Aroma segar garam dan lautan menggelitik indra penciumanku. Dipadupadankan dengan secercah sinar mentari pagi yang dengan tidak sopannya menembus tirai tipis yang terbuat dari renda tersebut menerangi kamar ini dengan cahayanya yang lembut dan juga hangat. Kulewatkan keindahan nuansa niatural dari suasana itu karena kepalaku mondadak berdentam-dentam dengan rasa sakit luar biasa. Otot-otot tubuhku juga meringis terutama bagian buawah. Tepat di antara kakiku. Sebenarnya apa yang sudah terjadi semalam? Begitu netraku benar-benar terbuka. Aku menyadari diriku rupanya tengah memeluk Erwin. Bukan guling apalagi bantal. Cepat-cepat aku menyingkirkan tangan dan juga kakiku yang sudah kurang ajar itu dari tubuh pria ini dengan hati-hati agar ia tak terbangun. Terus terang aku ingin menjaganya tetap terlelap karena sudah hilang muka untuk bisa bertindak biasa didepannya mulai hari ini.
Aku berguling ke samping seraya memegangi kepalaku sialnya erangan kecil tak luput keluar dari mulutku. Ini adalah situasi dimana untuk pertama kalinya aku mengalami Hang over parah. Berapa banyak yang sudah aku minum semalam?
.
.
Aku mengenakan gaun chiffon simpel berwarna putih. Gaun itu melambai dengan indah tersapu angin memamerkan lengan dan leherku yang indah. Kaki telanjangku menjejak pasir pantai. Untaian mutiara dan mahkota dari rangkaian bunga berwarna putih menghiasi rambut hitamku yang tergerai, di bawah cerahnya sinar matahari kecantikan laksana seorang putri yang tampak natural. Itulah yang bisa kunilai dari penampilanku hari ini. Semuanya sempurna kecuali satu hal. Mempelai prianya.

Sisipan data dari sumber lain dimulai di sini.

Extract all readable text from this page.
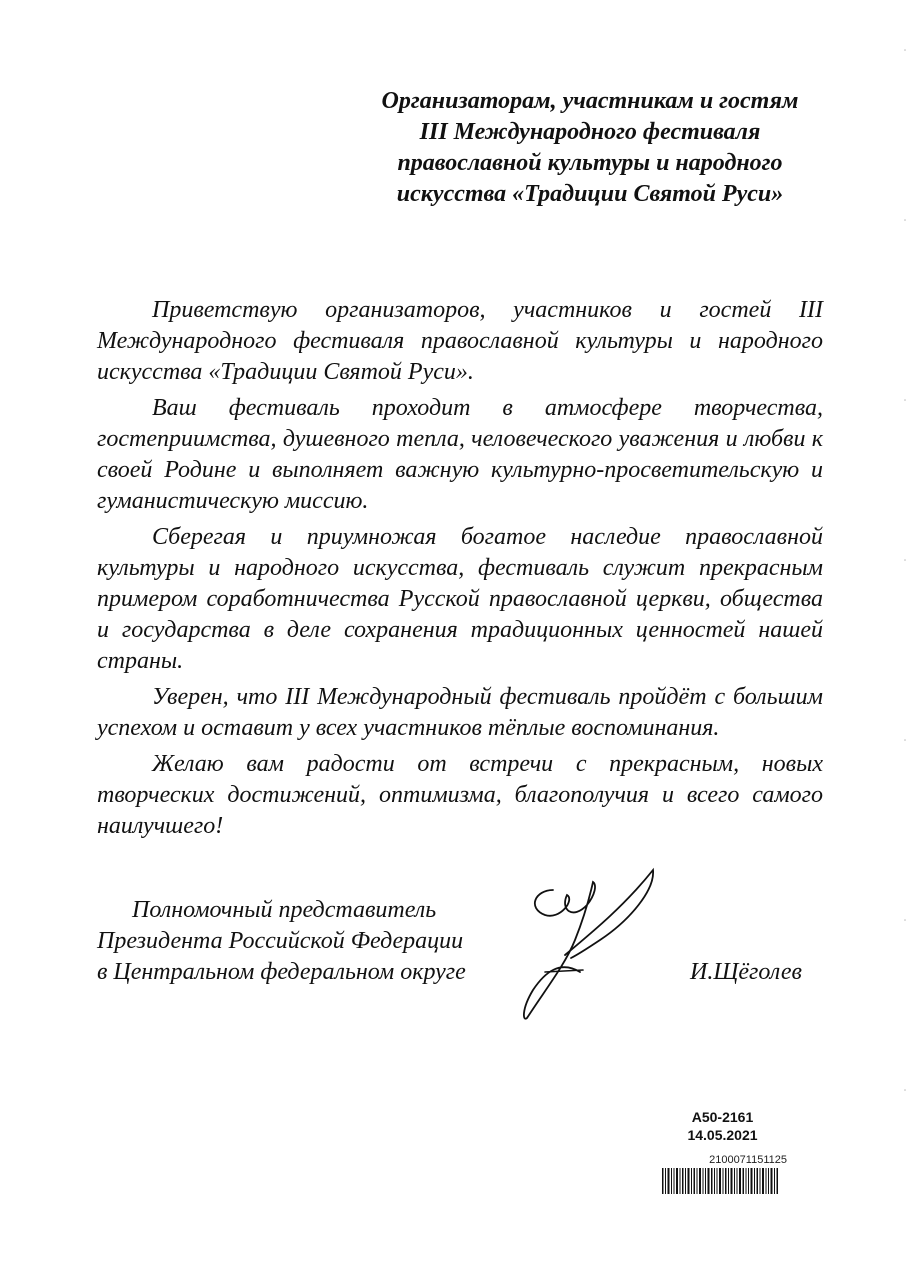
Организаторам, участникам и гостям
III Международного фестиваля
православной культуры и народного
искусства «Традиции Святой Руси»

Приветствую организаторов, участников и гостей III Международного фестиваля православной культуры и народного искусства «Традиции Святой Руси».

Ваш фестиваль проходит в атмосфере творчества, гостеприимства, душевного тепла, человеческого уважения и любви к своей Родине и выполняет важную культурно-просветительскую и гуманистическую миссию.

Сберегая и приумножая богатое наследие православной культуры и народного искусства, фестиваль служит прекрасным примером соработничества Русской православной церкви, общества и государства в деле сохранения традиционных ценностей нашей страны.

Уверен, что III Международный фестиваль пройдёт с большим успехом и оставит у всех участников тёплые воспоминания.

Желаю вам радости от встречи с прекрасным, новых творческих достижений, оптимизма, благополучия и всего самого наилучшего!

Полномочный представитель
Президента Российской Федерации
в Центральном федеральном округе	И.Щёголев
А50-2161
14.05.2021
2100071151125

"Kalian tak menemukan Rein dan Zofia ?" tanyaku pada beberapa tamu undangan yang merupakan teman semasa kuliah dulu. Mike, dan juga Falco hanya dapat menggelengkan kepala.
Air mataku hampir tumpah, keluarga dan teman-temanku telah menyempatkan diri dari kesibukan merkeka ke Yunani untuk menghadiri acara pernikahan ini tapi sang mempelai pria tak terlihat dimanapun. Ini mengecewakan. Aku sebetulnya tidak ingin berspekulasi apa-apa meskipun aku tahu alasannya. Aku terlalu berharap lebih dan mengabaikan fakta yang lebih penting daripada egoku sendiri.
Pada akhirnya aku hanya dapat menatap empat buah tiang kayu yang terbelit kain putih dan berhiaskan dedaunan dan bunga yang sudah ditata sedemikian rupa untuk berdiri menghadap birunya laut Mediterania dengan kecewa. Aku dan Rein harusnya berdiri di sana untuk mengikrarkan janji pernikahan kami. Seperti rencana kami awal mulanya. Kesepakatan untuk berkeluarga dan berjanji satu sama lain untuk mengakhiri sisa hidup kami bersama. Tapi kurasa aku harus mengubur itu dalam dalam saat aku menyadari sekelilingku. Keluarga dan teman-temanku telah duduk di kursi yang di persiapkan. Mereka juga tampak cemas dan khawatir karena untuk sesaat pernikahan yang harusnya dimulai sejak tadi ditunda untuk beberapa saat.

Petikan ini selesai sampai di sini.